The House Appropriations Committee’s version of the fiscal 2022 defense funding bill advises the U.S. Space Force (USSF) to hone its acquisition strategy to reduce duplication of effort.

“The committee remains concerned that the Air Force has not taken more aggressive action in addressing longstanding space acquisition issues and has made little progress in defining what the Space Force will be doing that is fundamentally different than when it was a component of the Air Force,” per the committee report on the fiscal 2022 defense funding measure. “The fiscal year 2022 budget request is the first budget developed by the Space Force since its establishment, yet it includes many of the same type of ‘big juicy targets’ that the current Vice Chairman of the Joint Chiefs of Staff has warned against for at least four years. The Space Force lacks a clear plan which defines its future space architecture and lacks a strategy for how this architecture will be acquired.”

The report contends that plans for USSF’s new acquisition unit, Space Systems Command “consist primarily of  renaming” USSF Space and Missile Systems Center at Los Angeles AFB, Calif. and “incorporating existing space launch units.”

“The plan does not resolve the fundamental issues of overlap and duplication in roles, responsibilities, and authorities among the various other space acquisition units in the Department of the Air Force,” the report said. “The committee believes the Space Force needs a clear and concrete vision for its future system architectures, based not on philosophy but on rigorous technical analysis with executable plans resourced by realistic budgets. Further, the committee believes the current life-cycle based organizational construct of the Space and Missile Systems Center should be re-examined and encourages the Secretary of the Air Force to consider organizing units around mission-based program areas which correspond to their operational counterparts in Space Operations Command.”

While USSF is to have its own service acquisition executive to bring focus to space acquisition, existing law has hamstrung the service. The fiscal 2020 National Defense Authorization Act (NDAA), P.L. 116-92, established the U.S. Space Force on Dec. 20, 2019, but Section 957 of the law said that the new assistant secretary of the Air Force for space acquisition and integration would not become the Department of the Air Force SAE for space systems and programs–the Space Force SAE–until Oct. 1, 2022 (Defense Daily, May 7).

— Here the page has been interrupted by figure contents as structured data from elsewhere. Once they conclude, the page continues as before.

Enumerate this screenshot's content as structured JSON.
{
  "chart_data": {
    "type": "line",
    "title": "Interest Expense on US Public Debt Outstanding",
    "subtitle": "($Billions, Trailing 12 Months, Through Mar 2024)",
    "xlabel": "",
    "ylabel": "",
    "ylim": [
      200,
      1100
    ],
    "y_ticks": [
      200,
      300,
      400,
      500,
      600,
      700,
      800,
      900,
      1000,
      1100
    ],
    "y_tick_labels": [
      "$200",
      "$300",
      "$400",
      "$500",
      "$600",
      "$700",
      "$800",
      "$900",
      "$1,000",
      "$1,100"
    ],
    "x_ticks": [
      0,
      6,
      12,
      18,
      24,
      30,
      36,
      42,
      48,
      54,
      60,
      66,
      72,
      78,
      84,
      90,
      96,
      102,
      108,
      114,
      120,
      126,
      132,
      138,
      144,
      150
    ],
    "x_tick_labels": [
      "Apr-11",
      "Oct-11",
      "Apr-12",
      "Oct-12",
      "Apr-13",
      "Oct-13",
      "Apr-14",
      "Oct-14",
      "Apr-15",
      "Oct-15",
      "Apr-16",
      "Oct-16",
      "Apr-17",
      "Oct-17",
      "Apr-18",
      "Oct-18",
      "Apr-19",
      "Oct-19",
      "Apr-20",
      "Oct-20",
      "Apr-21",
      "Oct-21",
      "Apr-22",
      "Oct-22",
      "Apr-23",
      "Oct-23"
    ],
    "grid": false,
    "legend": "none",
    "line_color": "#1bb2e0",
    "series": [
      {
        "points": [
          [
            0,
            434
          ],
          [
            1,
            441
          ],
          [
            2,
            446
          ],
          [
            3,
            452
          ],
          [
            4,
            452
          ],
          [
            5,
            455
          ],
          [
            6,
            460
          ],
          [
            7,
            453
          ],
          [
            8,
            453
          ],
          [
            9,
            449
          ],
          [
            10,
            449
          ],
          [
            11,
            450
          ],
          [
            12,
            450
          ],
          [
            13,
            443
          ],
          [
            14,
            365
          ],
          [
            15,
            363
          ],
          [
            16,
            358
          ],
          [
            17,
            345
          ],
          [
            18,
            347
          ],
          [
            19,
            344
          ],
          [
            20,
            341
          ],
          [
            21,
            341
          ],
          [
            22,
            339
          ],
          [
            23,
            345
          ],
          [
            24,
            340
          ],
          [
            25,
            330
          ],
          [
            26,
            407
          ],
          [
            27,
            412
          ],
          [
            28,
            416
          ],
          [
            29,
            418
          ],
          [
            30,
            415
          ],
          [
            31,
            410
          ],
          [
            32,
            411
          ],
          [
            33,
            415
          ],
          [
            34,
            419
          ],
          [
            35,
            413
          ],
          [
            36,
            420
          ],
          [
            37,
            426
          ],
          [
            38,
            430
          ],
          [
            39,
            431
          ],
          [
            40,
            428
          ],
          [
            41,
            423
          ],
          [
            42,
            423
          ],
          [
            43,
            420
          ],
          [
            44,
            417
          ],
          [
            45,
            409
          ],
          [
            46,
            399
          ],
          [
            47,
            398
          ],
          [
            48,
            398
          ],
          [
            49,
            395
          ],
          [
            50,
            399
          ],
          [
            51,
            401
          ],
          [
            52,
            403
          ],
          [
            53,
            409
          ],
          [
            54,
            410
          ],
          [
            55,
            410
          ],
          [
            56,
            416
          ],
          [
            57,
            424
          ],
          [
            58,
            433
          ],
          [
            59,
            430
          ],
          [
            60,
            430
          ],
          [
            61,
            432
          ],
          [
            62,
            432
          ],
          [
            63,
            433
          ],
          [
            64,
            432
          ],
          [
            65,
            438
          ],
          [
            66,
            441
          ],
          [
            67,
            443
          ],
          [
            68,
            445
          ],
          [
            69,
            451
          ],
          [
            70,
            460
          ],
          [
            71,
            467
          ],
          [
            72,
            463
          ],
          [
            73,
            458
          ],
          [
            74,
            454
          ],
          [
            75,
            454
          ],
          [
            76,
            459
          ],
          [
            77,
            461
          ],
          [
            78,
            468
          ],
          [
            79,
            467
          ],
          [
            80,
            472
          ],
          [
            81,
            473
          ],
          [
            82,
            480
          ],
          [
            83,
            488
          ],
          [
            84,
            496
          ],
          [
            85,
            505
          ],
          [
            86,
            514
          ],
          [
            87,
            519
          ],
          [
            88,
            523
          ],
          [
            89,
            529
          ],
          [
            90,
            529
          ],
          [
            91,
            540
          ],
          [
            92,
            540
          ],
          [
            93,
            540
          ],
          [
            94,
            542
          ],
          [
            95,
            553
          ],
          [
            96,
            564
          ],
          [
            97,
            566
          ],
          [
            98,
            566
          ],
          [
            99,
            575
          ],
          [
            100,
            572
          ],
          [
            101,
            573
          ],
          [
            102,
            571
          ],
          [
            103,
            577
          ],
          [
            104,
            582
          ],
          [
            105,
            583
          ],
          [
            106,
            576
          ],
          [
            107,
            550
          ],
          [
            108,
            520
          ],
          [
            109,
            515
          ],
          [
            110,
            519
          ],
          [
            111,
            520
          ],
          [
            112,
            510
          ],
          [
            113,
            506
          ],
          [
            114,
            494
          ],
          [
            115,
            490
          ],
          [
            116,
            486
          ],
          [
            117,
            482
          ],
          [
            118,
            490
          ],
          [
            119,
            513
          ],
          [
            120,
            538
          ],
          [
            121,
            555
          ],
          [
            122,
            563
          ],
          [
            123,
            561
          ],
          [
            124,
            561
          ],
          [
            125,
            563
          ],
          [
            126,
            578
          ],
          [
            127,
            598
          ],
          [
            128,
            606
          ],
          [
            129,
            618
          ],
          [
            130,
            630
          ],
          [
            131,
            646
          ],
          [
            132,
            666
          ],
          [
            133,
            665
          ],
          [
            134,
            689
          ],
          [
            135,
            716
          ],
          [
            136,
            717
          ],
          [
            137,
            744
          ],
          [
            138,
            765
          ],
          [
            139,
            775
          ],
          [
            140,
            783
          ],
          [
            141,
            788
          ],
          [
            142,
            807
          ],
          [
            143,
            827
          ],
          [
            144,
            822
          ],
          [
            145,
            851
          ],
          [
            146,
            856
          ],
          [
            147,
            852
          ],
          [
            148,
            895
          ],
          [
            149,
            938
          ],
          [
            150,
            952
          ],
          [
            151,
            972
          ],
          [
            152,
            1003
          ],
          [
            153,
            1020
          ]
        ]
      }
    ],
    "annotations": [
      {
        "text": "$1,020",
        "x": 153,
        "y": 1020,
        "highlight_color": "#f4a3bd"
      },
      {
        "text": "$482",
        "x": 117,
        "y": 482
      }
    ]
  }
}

Acting Secretary of the Air Force John Roth has suggested that Congress provide that the Space Force SAE may begin duties earlier than Oct. 1 next year, while President Joe Biden’s nominee for Air Force secretary, Frank Kendall, has said that he is not convinced of the need for a Space Force SAE.

The House Appropriations Committee’s mark of the fiscal 2022 defense funding bill supports the Space Force SAE but does not include a provision to accelerate the timeline of a Space Force SAE’s office.

“The committee remains concerned that the Department of the Air Force still does not have a service acquisition executive solely focused on space programs,” the committee report said. “The committee believes the Space Force was established to bring greater attention and focus to fixing its acquisition issues because previous attempts to do so did not produce lasting results. Nevertheless, the committee remains hopeful that with strong new leadership and a greater sense of urgency the Space Force can put its acquisition issues behind it and deliver the capabilities the nation needs.”

Overall, the House Appropriations Committee mark mostly accedes to the USSF budget request. For example, the committee funds the nearly $2.5 billion research and development (R&D) request for the Lockheed Martin [LMT] Next-Generation Overhead Persistent Infrared missile warning system and the $1.3 billion procurement request for five National Security Space Launch vehicles.

The committee’s mark, however, does cut the USSF nearly $4.5 billion request for classified program R&D by $410.5 million.